Her hands shook as she sweated through her expertly applied cosmetics. Her head throbbed with pain, making clear thought most difficult. Her watery eyes and dilated pupils struggled to focus on the magistrates at the bench where she now saw six of them eagerly awaiting her. Tremors ran through her knees, and her stomach tightened as she felt the increasing need to retch.
The chamber was silent as a crypt as the Empire’s elite watched and waited with bated breath to hear her testament. Taking several deep breaths of her own to prepare herself, she lifted her head. And spoke.
In A Nest of All Kinds: Jewels of the House Divine, debut author Michael Reid weaves a rich tapestry of court intrigue, subtle conspiracy, and mystic prophecy.
The story follows Empress Anastasia Doukhaina, second wife of the newly deceased king, mother to a dead infant prince, and stepmother to the twin boys Rhaska and Khaile, who will take the throne when they come of age. Her ascension has been controversial, with those who openly revile her ethnic origin outside the court, and those who seek to usurp her control from within the royal family.
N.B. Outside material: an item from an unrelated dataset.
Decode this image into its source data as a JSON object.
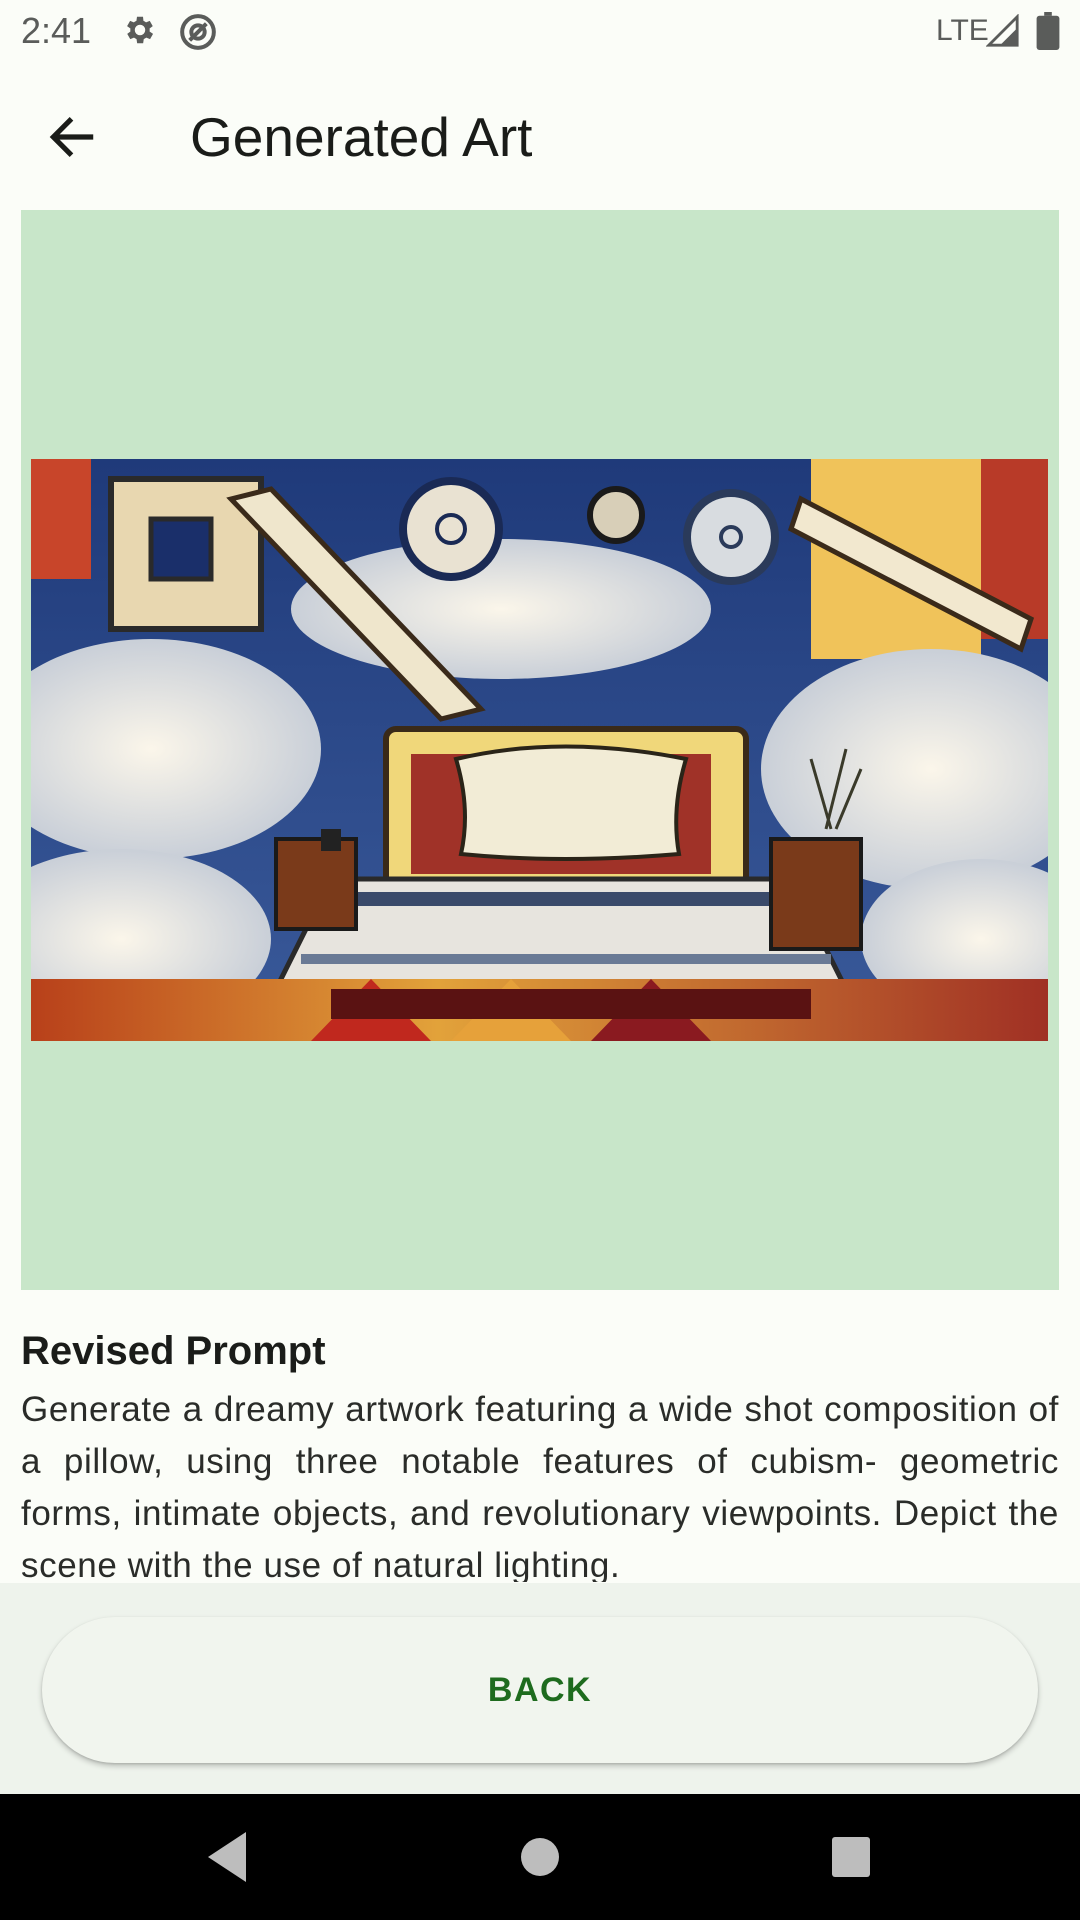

The twin boys’ strong bond is fractured by the death of their father; Khaile, the sensitive twin, is more open to accepting their new queen as family, but Rhaska has a warrior king’s ambition and sees her as a threat and an insult.
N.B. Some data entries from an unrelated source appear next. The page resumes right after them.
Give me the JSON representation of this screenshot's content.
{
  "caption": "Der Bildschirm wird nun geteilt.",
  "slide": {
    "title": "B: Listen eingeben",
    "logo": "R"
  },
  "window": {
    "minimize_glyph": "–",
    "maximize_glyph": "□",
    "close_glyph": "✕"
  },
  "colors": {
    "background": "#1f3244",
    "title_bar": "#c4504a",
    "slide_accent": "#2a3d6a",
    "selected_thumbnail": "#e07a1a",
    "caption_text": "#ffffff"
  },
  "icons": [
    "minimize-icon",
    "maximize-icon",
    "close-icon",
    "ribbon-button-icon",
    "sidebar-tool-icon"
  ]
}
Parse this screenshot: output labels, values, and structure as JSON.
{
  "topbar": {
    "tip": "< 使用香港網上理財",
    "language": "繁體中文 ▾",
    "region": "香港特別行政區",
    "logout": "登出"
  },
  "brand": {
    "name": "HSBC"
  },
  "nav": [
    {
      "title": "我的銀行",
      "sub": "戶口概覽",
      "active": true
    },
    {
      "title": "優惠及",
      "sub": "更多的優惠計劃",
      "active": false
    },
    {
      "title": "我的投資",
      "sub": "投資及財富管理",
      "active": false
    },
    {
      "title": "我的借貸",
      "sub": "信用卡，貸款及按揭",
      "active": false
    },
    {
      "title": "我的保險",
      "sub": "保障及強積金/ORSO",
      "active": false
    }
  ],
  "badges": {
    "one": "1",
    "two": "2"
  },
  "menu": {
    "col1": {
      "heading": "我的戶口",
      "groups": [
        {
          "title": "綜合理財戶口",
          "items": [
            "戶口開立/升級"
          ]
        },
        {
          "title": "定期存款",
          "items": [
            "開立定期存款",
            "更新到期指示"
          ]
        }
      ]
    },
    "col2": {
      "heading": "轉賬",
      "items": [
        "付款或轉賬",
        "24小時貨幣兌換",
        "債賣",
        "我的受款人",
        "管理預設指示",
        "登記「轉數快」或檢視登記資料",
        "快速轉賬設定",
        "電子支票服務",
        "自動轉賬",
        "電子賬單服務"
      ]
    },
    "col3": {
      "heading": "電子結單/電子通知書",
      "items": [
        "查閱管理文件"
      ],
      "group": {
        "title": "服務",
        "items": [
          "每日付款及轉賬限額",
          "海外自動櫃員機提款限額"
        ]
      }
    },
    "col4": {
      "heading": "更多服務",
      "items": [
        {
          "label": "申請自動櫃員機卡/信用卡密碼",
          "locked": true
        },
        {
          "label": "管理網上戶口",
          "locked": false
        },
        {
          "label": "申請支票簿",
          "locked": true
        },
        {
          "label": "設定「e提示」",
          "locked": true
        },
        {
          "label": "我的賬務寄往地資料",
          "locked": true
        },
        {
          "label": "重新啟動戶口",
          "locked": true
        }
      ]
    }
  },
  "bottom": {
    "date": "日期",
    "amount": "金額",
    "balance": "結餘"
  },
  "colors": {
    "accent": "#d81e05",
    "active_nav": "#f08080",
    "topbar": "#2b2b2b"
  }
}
When Ana discovers the likely cause of her son’s death—a piece of lapis lazuli once embedded in her husband’s ring, found lodged in the child’s throat—it incites her to investigate. She starts alone, as she believes her otherwise doting father’s approach to securing his house’s power in the Imperium to be too aggressive. Ana later hires Tatiana Ingvarsdottir, a well-known fighter from the pit of the Imperium’s celebratory war games, to protect her and guide her through the underbelly of the kingdom. From there, a spider web conspiracy unfolds, resulting in a heart-wrenching revelation and a twisting of fate.
Reid’s prose is very competent, smooth and elegant. As far as form goes, I give Jewels of the House Divine five stars. For content, however, I did take issue with the novel’s treatment of sexuality, especially when it comes to the young twin boys. Crude comments about Ana were not necessary to express the bigotry of the Rasnaian Imperium, or Rhaska’s rebellious anger and grief. It was definitely unnecessary for Khaile to have a (thankfully, unrequited) crush on his stepmother, as it led to uncomfortable heights of intimacy and courtship between them.
I recommend this first installment of A Nest of All Kinds to fans of fantasy and royal politics, but beware the gross and superfluous taboo.